Nombriliste et égocentrique, servi par des dialogues à la fois littéraires, philosophique et ésotérique du style "Si je ne suis pas vivante, je ne peux pas être morte , pourtant je vis dans l'imaginaire …. qui suis je ?", La Nuit des Horloges ressemble parfois à une grosse baudruche ésotérique et intellectuelle qui devrait rebuter la plupart des spectateurs. Mais la plus grosse déception vient du fait qu'il est difficile de ne pas noter et surtout regretter amèrement l'absence de Brigitte Lahaie au casting de cette œuvre somme de Jean Rollin, l'actrice ayant tout de même participé (Hors film X) à quatre films du réalisateur.
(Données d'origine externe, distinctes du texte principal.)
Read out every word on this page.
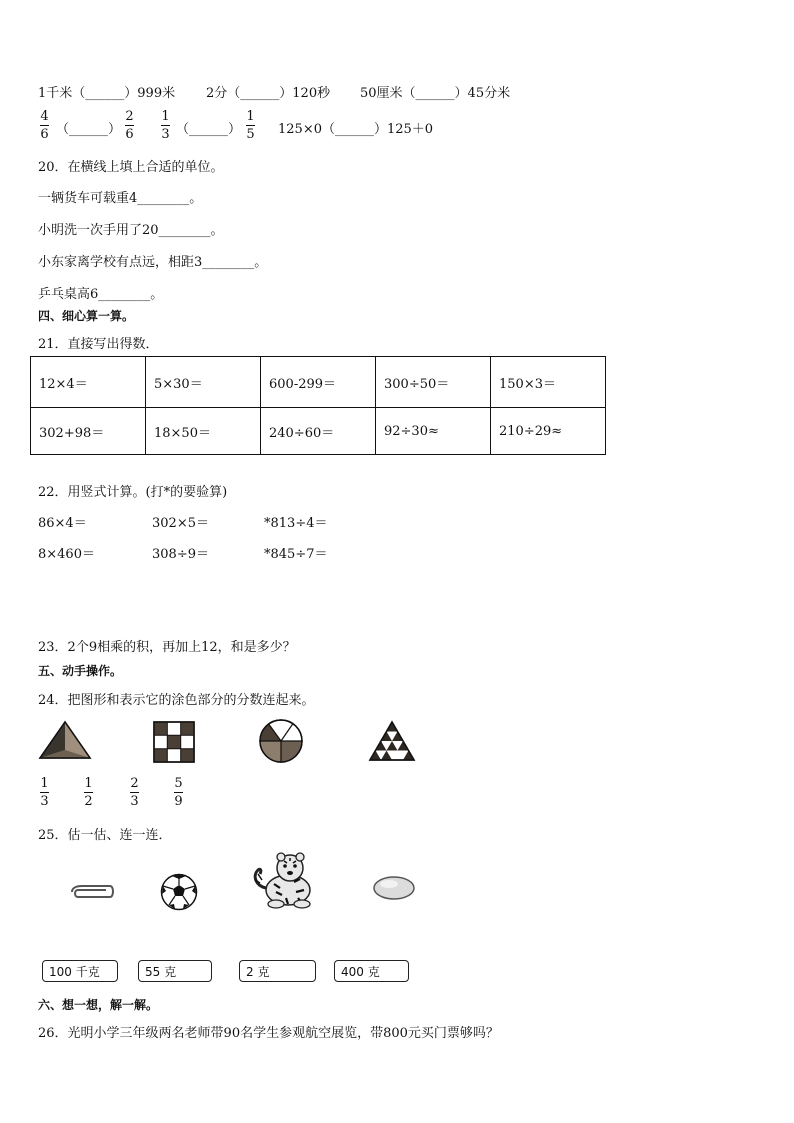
1千米（______）999米 2分（______）120秒 50厘米（______）45分米
4
6 （______）
2
6
1
3 （______）
1
5 125×0（______）125＋0
20．在横线上填上合适的单位。
一辆货车可载重4________。
小明洗一次手用了20________。
小东家离学校有点远，相距3________。
乒乓桌高6________。
四、细心算一算。
21．直接写出得数．
12×4＝	5×30＝	600-299＝	300÷50＝	150×3＝
302+98＝	18×50＝	240÷60＝	92÷30≈	210÷29≈
22．用竖式计算。(打*的要验算)
86×4＝	302×5＝	*813÷4＝
8×460＝	308÷9＝	*845÷7＝
23．2个9相乘的积，再加上12，和是多少？
五、动手操作。
24．把图形和表示它的涂色部分的分数连起来。
1
3
1
2
2
3
5
9
25．估一估、连一连．
100 千克	55 克	2 克	400 克
六、想一想，解一解。
26．光明小学三年级两名老师带90名学生参观航空展览，带800元买门票够吗？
La Nuit des Horloges reste un Rollin pur jus avec tout ce que ça implique de comédiens qui jouent faux sur un registre récitatif et théâtrale, de lenteurs soporifiques, d'effets spéciaux bricolés et de candeur poétique. Un film peut être uniquement réservé à ses fans mais le réalisateur ne pouvait pas se renier dans son œuvre testamentaire
Difficile de penser que La Nuit des Horloges puisse intéresser et encore moins captiver des spectateurs autres que les aficionados de l’œuvre de Jean Rollin. Les adieux au genre de ce cinéaste absolument unique dans le paysage cinématographique français et même mondial, reste toutefois aussi singulier que touchant. Le temps s'est arrêté pour Jean Rollin il nous reste maintenant pour les éternité les images fantastiques et vaporeuses de ses obsessions magnifiques. Plus personne n'aura sans doute la poésie de filmer des femmes vampires nues sous des voiles vaporeux déambulant entre les tombes comme seul Jean Rollin savait le faire et finalement c'est bien triste.